Grandpa: mostly oral
Grandson: what do you mean?
Grandpa: She says fuck you and I say fuck you too
- If you were to give mouthwash a number, what would it be? 70...coz comes after 69.
- Why do women wear pants? The law requires every manhole to be covered.
- Why do women give better BJ to circumcised me better than uncircumcised men? They like getting 20% off
- Why do little girls carry fish in their pockets? So that they can smell like the big girls
- Without women sex would be a pain in the ass.

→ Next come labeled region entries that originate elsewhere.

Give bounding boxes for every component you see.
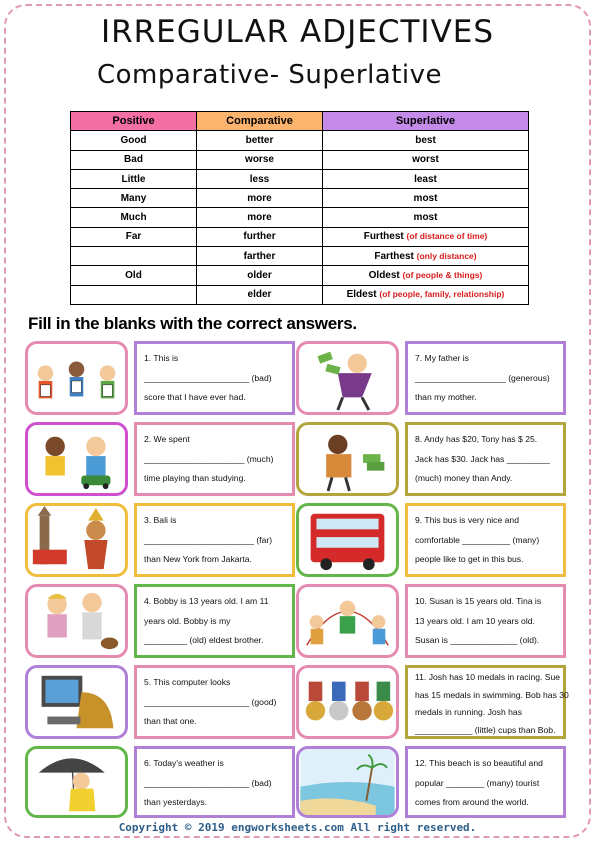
exercise-7-line-1: 7. My father is [415, 353, 469, 363]
exercise-10-line-2: 13 years old. I am 10 years old. [415, 615, 535, 626]
child-1 [38, 365, 54, 398]
exercise-10-line-1: 10. Susan is 15 years old. Tina is [415, 596, 542, 606]
exercise-5 [134, 665, 295, 739]
cell-positive [71, 285, 197, 304]
exercise-10 [405, 584, 566, 658]
usage-note: (only distance) [416, 250, 477, 261]
cell-positive: Old [71, 266, 197, 285]
exercise-8 [405, 422, 566, 496]
bali-landmarks-image [25, 503, 128, 577]
exercise-5-line-3: than that one. [144, 716, 197, 726]
usage-note: (of people, family, relationship) [379, 289, 505, 300]
instruction: Fill in the blanks with the correct answers. [28, 314, 357, 333]
exercise-2-line-3: time playing than studying. [144, 473, 246, 483]
cell-comparative: worse [197, 150, 323, 169]
exercise-9-line-3: people like to get in this bus. [415, 554, 524, 564]
table-row [71, 189, 529, 208]
child-2 [69, 362, 85, 397]
money-man-image [296, 422, 399, 496]
exercise-11-line-3: medals in running. Josh has [415, 707, 523, 717]
exercise-1-line-2: ______________________ (bad) [144, 372, 272, 383]
cell-comparative: older [197, 266, 323, 285]
cell-comparative: better [197, 131, 323, 150]
exercise-4-line-3: _________ (old) eldest brother. [144, 635, 264, 645]
cell-positive: Good [71, 131, 197, 150]
exercise-2 [134, 422, 295, 496]
exercise-10-line-3: Susan is ______________ (old). [415, 635, 540, 645]
table-header-row [71, 112, 529, 131]
exercise-3-line-1: 3. Bali is [144, 515, 177, 525]
usage-note: (of people & things) [402, 270, 483, 281]
exercise-4 [134, 584, 295, 658]
kids-playing-image [25, 422, 128, 496]
cell-comparative: further [197, 227, 323, 246]
cell-positive: Many [71, 189, 197, 208]
cell-comparative: farther [197, 247, 323, 266]
exercise-11-line-2: has 15 medals in swimming. Bob has 30 [415, 689, 569, 700]
cell-superlative [323, 150, 529, 169]
header-positive: Positive [71, 112, 197, 131]
beach-image [296, 746, 399, 818]
page-subtitle: Comparative- Superlative [97, 60, 443, 90]
table-row [71, 131, 529, 150]
adjective-table [70, 111, 529, 305]
exercise-12 [405, 746, 566, 818]
superlative-word: most [413, 192, 438, 204]
superlative-word: worst [412, 154, 439, 166]
cell-positive: Little [71, 169, 197, 188]
exercise-7 [405, 341, 566, 415]
exercise-7-line-2: ___________________ (generous) [415, 372, 550, 383]
exercise-11 [405, 665, 569, 739]
exercise-12-line-3: comes from around the world. [415, 797, 529, 807]
exercise-1-line-3: score that I have ever had. [144, 392, 246, 402]
cell-comparative: more [197, 189, 323, 208]
exercise-4-line-1: 4. Bobby is 13 years old. I am 11 [144, 596, 269, 606]
cell-superlative [323, 266, 529, 285]
exercise-3 [134, 503, 295, 577]
superlative-word: Furthest [363, 231, 404, 243]
exercise-5-line-2: ______________________ (good) [144, 696, 277, 707]
cell-superlative [323, 131, 529, 150]
child-3 [100, 365, 116, 398]
exercise-6 [134, 746, 295, 818]
table-row [71, 208, 529, 227]
exercise-11-line-1: 11. Josh has 10 medals in racing. Sue [415, 672, 561, 682]
table-row [71, 227, 529, 246]
medals-image [296, 665, 399, 739]
exercise-5-line-1: 5. This computer looks [144, 677, 231, 687]
exercise-8-line-2: Jack has $30. Jack has _________ [415, 453, 550, 464]
exercise-2-line-1: 2. We spent [144, 434, 190, 444]
cell-superlative [323, 208, 529, 227]
exercise-1 [134, 341, 295, 415]
cell-superlative [323, 189, 529, 208]
brothers-image [25, 584, 128, 658]
cell-positive: Much [71, 208, 197, 227]
superlative-word: least [414, 173, 437, 185]
table-row [71, 247, 529, 266]
exercise-9-line-1: 9. This bus is very nice and [415, 515, 519, 525]
exercise-6-line-3: than yesterdays. [144, 797, 208, 807]
cell-comparative: more [197, 208, 323, 227]
page-title: IRREGULAR ADJECTIVES [100, 14, 495, 50]
exercise-6-line-1: 6. Today's weather is [144, 758, 224, 768]
computer-image [25, 665, 128, 739]
cell-superlative [323, 169, 529, 188]
exercise-6-line-2: ______________________ (bad) [144, 777, 272, 788]
header-comparative: Comparative [197, 112, 323, 131]
exercise-12-line-1: 12. This beach is so beautiful and [415, 758, 543, 768]
cell-positive [71, 247, 197, 266]
exercise-9-line-2: comfortable __________ (many) [415, 534, 540, 545]
superlative-word: best [415, 134, 436, 146]
cell-positive: Far [71, 227, 197, 246]
copyright-footer: Copyright © 2019 engworksheets.com All right reserved. [118, 821, 477, 834]
cell-comparative: less [197, 169, 323, 188]
exercise-12-line-2: popular ________ (many) tourist [415, 777, 540, 788]
superlative-word: Oldest [368, 270, 400, 282]
superlative-word: most [413, 212, 438, 224]
table-row [71, 150, 529, 169]
exercise-4-line-2: years old. Bobby is my [144, 615, 231, 626]
exercise-3-line-3: than New York from Jakarta. [144, 554, 252, 564]
cell-superlative [323, 285, 529, 304]
table-row [71, 266, 529, 285]
cell-superlative [323, 247, 529, 266]
exercise-9 [405, 503, 566, 577]
exercise-2-line-2: _____________________ (much) [144, 453, 274, 464]
kids-score-image [25, 341, 128, 415]
cell-superlative [323, 227, 529, 246]
exercise-11-line-4: ____________ (little) cups than Bob. [415, 724, 556, 735]
cell-positive: Bad [71, 150, 197, 169]
usage-note: (of distance of time) [406, 231, 488, 242]
exercise-8-line-1: 8. Andy has $20, Tony has $ 25. [415, 434, 538, 444]
exercise-8-line-3: (much) money than Andy. [415, 473, 513, 483]
superlative-word: Eldest [346, 289, 377, 301]
rainy-weather-image [25, 746, 128, 818]
superlative-word: Farthest [374, 250, 414, 262]
double-decker-bus-image [296, 503, 399, 577]
exercise-1-line-1: 1. This is [144, 353, 179, 363]
exercise-7-line-3: than my mother. [415, 392, 477, 402]
header-superlative: Superlative [323, 112, 529, 131]
kids-jump-rope-image [296, 584, 399, 658]
table-row [71, 285, 529, 304]
table-row [71, 169, 529, 188]
exercise-3-line-2: _______________________ (far) [144, 534, 273, 545]
generous-man-image [296, 341, 399, 415]
cell-comparative: elder [197, 285, 323, 304]
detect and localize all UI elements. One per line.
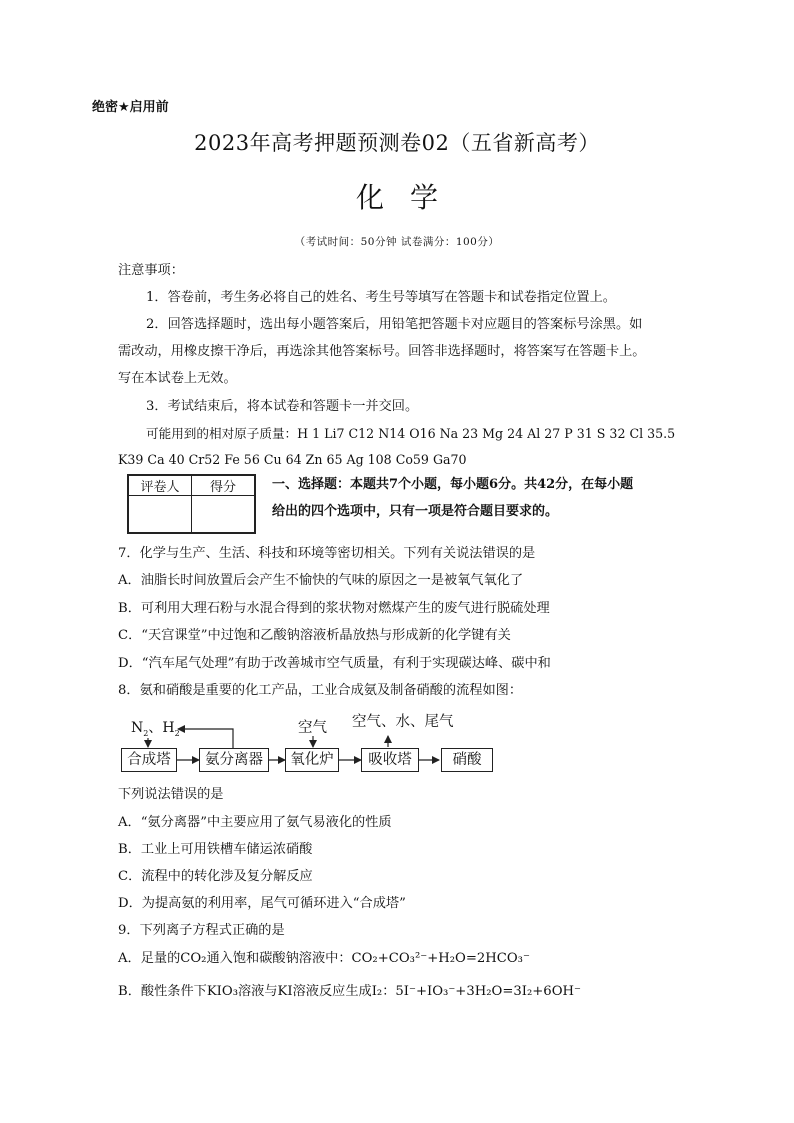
secret-label: 绝密★启用前: [92, 100, 169, 115]
q7-option-d: D．“汽车尾气处理”有助于改善城市空气质量，有利于实现碳达峰、碳中和: [118, 656, 551, 671]
subject-title: 化学: [355, 181, 464, 214]
atomic-mass-line1: 可能用到的相对原子质量：H 1 Li7 C12 N14 O16 Na 23 Mg 24 Al 27 P 31 S 32 Cl 35.5: [146, 426, 676, 441]
atomic-mass-line2: K39 Ca 40 Cr52 Fe 56 Cu 64 Zn 65 Ag 108 Co59 Ga70: [118, 452, 467, 467]
q9-option-a: A．足量的CO₂通入饱和碳酸钠溶液中：CO₂+CO₃²⁻+H₂O=2HCO₃⁻: [118, 951, 530, 966]
synthesis-tower-box: 合成塔: [121, 748, 177, 772]
section1-line2: 给出的四个选项中，只有一项是符合题目要求的。: [272, 504, 559, 519]
q7-option-b: B．可利用大理石粉与水混合得到的浆状物对燃煤产生的废气进行脱硫处理: [118, 601, 550, 616]
exam-title: 2023年高考押题预测卷02（五省新高考）: [194, 131, 600, 155]
nitric-acid-box: 硝酸: [441, 748, 493, 772]
note-item-2-line3: 写在本试卷上无效。: [118, 371, 237, 386]
note-item-3: 3．考试结束后，将本试卷和答题卡一并交回。: [146, 399, 419, 414]
absorption-tower-box: 吸收塔: [361, 748, 419, 772]
q8-option-d: D．为提高氨的利用率，尾气可循环进入“合成塔”: [118, 896, 406, 911]
section1-line1: 一、选择题：本题共7个小题，每小题6分。共42分，在每小题: [272, 477, 634, 492]
q8-option-c: C．流程中的转化涉及复分解反应: [118, 869, 313, 884]
q8-option-a: A．“氨分离器”中主要应用了氨气易液化的性质: [118, 815, 392, 830]
q9-option-b: B．酸性条件下KIO₃溶液与KI溶液反应生成I₂：5I⁻+IO₃⁻+3H₂O=3I₂+6OH⁻: [118, 984, 581, 999]
air-label: 空气: [298, 720, 327, 736]
note-item-1: 1．答卷前，考生务必将自己的姓名、考生号等填写在答题卡和试卷指定位置上。: [146, 290, 616, 305]
notes-heading: 注意事项：: [118, 263, 184, 278]
air-water-exhaust-label: 空气、水、尾气: [352, 714, 454, 730]
note-item-2-line1: 2．回答选择题时，选出每小题答案后，用铅笔把答题卡对应题目的答案标号涂黑。如: [146, 317, 643, 332]
q8-option-b: B．工业上可用铁槽车储运浓硝酸: [118, 842, 313, 857]
q7-stem: 7．化学与生产、生活、科技和环境等密切相关。下列有关说法错误的是: [118, 546, 536, 561]
exam-info: （考试时间：50分钟 试卷满分：100分）: [294, 236, 500, 248]
q9-stem: 9．下列离子方程式正确的是: [118, 923, 285, 938]
ammonia-separator-box: 氨分离器: [199, 748, 269, 772]
score-header: 得分: [192, 475, 256, 496]
q8-question: 下列说法错误的是: [118, 787, 224, 802]
note-item-2-line2: 需改动，用橡皮擦干净后，再选涂其他答案标号。回答非选择题时，将答案写在答题卡上。: [118, 344, 646, 359]
grader-header: 评卷人: [128, 475, 192, 496]
oxidation-furnace-box: 氧化炉: [285, 748, 339, 772]
n2-h2-feed-label: $N_2$、$H_2$: [131, 720, 180, 738]
q7-option-a: A．油脂长时间放置后会产生不愉快的气味的原因之一是被氧气氧化了: [118, 573, 524, 588]
q7-option-c: C．“天宫课堂”中过饱和乙酸钠溶液析晶放热与形成新的化学键有关: [118, 628, 511, 643]
arrow-recycle-line: [178, 729, 233, 748]
q8-stem: 8．氨和硝酸是重要的化工产品，工业合成氨及制备硝酸的流程如图：: [118, 683, 523, 698]
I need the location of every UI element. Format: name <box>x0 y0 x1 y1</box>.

- The boss is like a diaper, always on your ass and full of shit
- The SP gave me a hand job the other day using Vaseline. I came three times trying to wash that shit off.
- They say that during sex you burn off as many calories as running eight miles. Who the hell runs 8 miles in 30 seconds?
- What did the male computer engineer ask the SP? Can you turn my software into a hardware?
- A dick has it rough. Not only are his closest friends nuts, but his backdoor neighbor’s an asshole
- I asked a Chinese girl for her number. She said, "Sex! Sex! Sex! Free sex tonight!" I said, "Wow!" Then her friend said, "She means 666-3629
- What do boobs and toys have in common? They were both originally made for kids, but daddies end up playing with them.
- What did one of the SP’s knee say to the other? How come we spend so little time together?